Eddoe is a tropical root vegetable and leaf crop also know as taro, elephant’s ears, arvi, patra, eddo and dasheen. It's grown throughout the tropics, with hundreds of named cultivars.
Happiest in a tropical swamp, it makes a good, if rather large houseplant, and can be readily grown indoors in the UK. A healthy taro plant will reach over 1m/3ft in all directions, so you will need plenty of space.
In the UK there are generally two forms of Colocasia esculenta available: C. esculenta var. esculenta, sometimes called dasheen or cocoyam, and eddoe, C. esculenta var. antiquorum.
Dasheen has few large tubers, often looking similar to an Amaryllis bulb. They are sold at football sized or bigger, relatively smooth textured with pale coloured adventitious buds on the upper surface, where new growth will form. Dasheen tubers have yellow or brown to deep maroon skins: their flesh is pink, white or yellow, with a mealy texture. Dasheen needs high temperatures, humidity and rich soil to grow well.
Eddoe has many smaller, oval tubers, the size of a clementine, with a thin covering of brownish hairs. The tuber skin is usually brown and the firmer flesh can be pinkish, cream, yellow or orange. It's easier to grow as a houseplant, withstanding poorer soils, colder and drier conditions slightly better than dasheen. It’s usually cheaper to try as it has smaller tubers.
How to grow eddoe/taro
All forms of taro are grown from tubers, not seed. Eddoe is usually slightly easier than dasheen to start into growth. There are a few seed suppliers who sell plants, or you can buy tubers sold for food at an Asian or Caribbean shop.
Look for firm, weighty tubers (if you are lucky you may find some with small sprouts on) and plant them about half their depth in a gritty compost. Water well and keep somewhere warm – an airing cupboard is ideal – at 30oC for several days. Breaking dormancy depends on a number of factors, including how long the roots have been harvested i.e if they've been treated with a sprout suppressant. If the tuber doesn’t shoot, but looks healthy, don’t worry: they can take several months to emerge.
Once a shoot has developed, bring the plants into a light place but keep warm and free from draughts. Colocasias are gross feeders and appreciate a rich but well-draining compost. A mixture of equal parts garden compost, loam and grit is fine. They will need the biggest pot you can find!
During the growing season keep the plants damp and feed weekly. Taro will thrive in sun or semi-shade, but doesn’t do well outside in the UK, needing above 16oC/60oF to grow. Taro will survive periods of 10oC/50oF but will be damaged below this. A steamy bathroom, conservatory or warm office is the ideal growing space. The large leaves make a taro plant look very dramatic.
As the days shorten, reduce watering and stop feeding: the plants often die back in winter. You can expect a small helping of tubers within 18 months of planting and a crop of leaves two or three times a year.
Leaves can be used as spinach (it's important to cook thoroughly and remove the midribs first), fried in gram flour batter to make 'patra'. Cropping the leaves doesn’t seem to affect tuber yields provided the plant is growing actively and is well fed and watered after cutting.
The fleshy stalks are often added to soups as a thickening agent, as are the cooked peeled tubers. Cut a light crop of foliage once the plant has more than three full-sized leaves or lift a small crop of tubers after 12-18 months.
Tubers should be well washed before cooking, and allowed to dry before storage. They don’t keep well, becoming shrivelled in warm dry air or rotting if kept too cold.

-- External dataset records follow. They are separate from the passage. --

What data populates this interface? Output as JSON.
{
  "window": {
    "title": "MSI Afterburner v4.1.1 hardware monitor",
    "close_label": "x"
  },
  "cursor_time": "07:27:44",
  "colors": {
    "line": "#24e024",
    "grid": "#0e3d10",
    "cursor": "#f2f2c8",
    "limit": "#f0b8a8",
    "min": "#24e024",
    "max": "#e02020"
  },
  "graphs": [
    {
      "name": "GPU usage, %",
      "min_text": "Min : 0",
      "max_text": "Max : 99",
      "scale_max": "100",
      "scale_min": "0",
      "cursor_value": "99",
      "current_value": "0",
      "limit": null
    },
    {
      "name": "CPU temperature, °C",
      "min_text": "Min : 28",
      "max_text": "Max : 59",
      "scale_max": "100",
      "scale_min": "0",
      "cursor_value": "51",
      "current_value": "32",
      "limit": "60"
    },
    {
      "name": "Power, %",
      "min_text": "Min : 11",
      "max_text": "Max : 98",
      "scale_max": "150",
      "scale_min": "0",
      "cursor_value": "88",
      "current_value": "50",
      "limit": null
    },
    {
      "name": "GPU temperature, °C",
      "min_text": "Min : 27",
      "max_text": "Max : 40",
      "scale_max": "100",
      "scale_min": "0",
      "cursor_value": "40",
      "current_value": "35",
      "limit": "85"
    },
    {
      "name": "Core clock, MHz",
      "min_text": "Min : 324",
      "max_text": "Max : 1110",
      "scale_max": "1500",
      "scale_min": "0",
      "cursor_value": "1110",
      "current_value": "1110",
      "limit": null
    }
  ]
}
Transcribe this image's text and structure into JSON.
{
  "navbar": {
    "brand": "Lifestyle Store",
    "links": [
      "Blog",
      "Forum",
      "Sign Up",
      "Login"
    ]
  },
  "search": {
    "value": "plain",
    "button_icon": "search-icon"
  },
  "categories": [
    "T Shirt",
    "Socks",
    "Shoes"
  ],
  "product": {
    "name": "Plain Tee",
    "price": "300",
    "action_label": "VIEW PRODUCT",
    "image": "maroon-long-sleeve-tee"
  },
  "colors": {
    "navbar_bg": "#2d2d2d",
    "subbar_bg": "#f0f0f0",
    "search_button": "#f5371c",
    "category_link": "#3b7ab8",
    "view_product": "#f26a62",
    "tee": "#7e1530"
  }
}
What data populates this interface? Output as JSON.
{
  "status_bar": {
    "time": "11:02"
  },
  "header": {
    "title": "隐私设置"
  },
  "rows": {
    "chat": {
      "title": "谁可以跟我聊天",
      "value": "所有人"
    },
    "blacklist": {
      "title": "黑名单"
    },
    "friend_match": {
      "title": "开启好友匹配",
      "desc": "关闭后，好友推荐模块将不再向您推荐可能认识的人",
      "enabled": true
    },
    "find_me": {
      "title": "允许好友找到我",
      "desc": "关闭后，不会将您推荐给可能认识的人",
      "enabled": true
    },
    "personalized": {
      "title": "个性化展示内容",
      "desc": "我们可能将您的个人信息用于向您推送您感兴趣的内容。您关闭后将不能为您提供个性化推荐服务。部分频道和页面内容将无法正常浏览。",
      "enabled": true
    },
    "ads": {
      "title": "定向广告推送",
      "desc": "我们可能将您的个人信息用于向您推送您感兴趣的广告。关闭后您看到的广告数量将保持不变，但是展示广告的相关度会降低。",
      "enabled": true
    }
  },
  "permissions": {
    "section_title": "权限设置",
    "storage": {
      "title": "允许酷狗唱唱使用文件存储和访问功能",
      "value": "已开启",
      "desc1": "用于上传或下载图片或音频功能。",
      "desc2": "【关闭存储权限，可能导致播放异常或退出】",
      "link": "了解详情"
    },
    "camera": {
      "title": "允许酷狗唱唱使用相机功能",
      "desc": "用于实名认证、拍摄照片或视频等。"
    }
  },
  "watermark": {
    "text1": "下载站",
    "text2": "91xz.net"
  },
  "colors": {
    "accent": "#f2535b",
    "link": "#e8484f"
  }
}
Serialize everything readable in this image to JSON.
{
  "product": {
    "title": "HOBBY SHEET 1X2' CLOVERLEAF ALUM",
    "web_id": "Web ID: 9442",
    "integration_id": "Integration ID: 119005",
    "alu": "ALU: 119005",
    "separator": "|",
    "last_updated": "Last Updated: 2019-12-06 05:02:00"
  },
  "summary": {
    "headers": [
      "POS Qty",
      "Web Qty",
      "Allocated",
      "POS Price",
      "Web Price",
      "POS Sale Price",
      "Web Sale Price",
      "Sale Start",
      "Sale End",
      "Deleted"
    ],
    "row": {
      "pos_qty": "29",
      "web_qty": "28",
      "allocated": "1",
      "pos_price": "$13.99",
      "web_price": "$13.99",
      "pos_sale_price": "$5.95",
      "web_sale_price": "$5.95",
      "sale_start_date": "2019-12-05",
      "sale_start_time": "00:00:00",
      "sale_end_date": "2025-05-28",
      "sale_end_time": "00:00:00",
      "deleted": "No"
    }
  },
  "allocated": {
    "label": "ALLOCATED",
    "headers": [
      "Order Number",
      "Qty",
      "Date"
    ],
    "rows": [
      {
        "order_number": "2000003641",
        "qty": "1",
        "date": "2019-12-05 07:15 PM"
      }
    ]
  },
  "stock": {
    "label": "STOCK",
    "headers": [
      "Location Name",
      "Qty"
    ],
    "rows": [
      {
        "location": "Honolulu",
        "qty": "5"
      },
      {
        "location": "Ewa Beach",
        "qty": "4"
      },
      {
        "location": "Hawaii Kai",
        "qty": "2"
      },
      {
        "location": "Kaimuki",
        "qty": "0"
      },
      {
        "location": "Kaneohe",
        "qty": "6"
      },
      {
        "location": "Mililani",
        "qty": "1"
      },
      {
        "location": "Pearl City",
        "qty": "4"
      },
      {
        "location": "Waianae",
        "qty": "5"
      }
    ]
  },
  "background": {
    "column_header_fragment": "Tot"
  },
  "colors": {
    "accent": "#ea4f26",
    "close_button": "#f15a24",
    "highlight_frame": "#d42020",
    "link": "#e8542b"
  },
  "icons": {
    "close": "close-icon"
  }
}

Boil or bake tubers in their skins, then peel, slice or mash. A bland vegetable, it's used as a starchy filler, like potatoes with a thick, creamy texture. Once you've harvested your eddoe tuber, save one to start a new plant in spring, storing in dry soil somewhere frost-free, as for a dahlia tuber.
Please be aware: Taro may contain calcium oxalate crystals, in the leaves and sometimes in the tubers. These are not toxic but cause a very unpleasant and uncomfortable burning sensation to the hands or mouth and throat if handled roughly or eaten raw. Calcium oxalate quantities vary greatly according to variety (and possibly growing conditions.) Never eat raw Colocasia leaves and if you have sensitive skin, handle the plants using gloves. and ensure it is thoroughly cooked.
Plants may die back over winter due to poor light levels and low temperatures, but can successfully be overwintered in their pots at room temperature (above 16 degrees centigrade). They will start into growth again as conditions improve. Taro is very susceptible to red spider mite and scale insect attack.
Taro hardly ever flowers in the UK, so there's rarely any seed to save. Usually plants are propagated from tubers or offsets of existing crops: this makes them particularly prone to viruses, so only save division from healthy plants.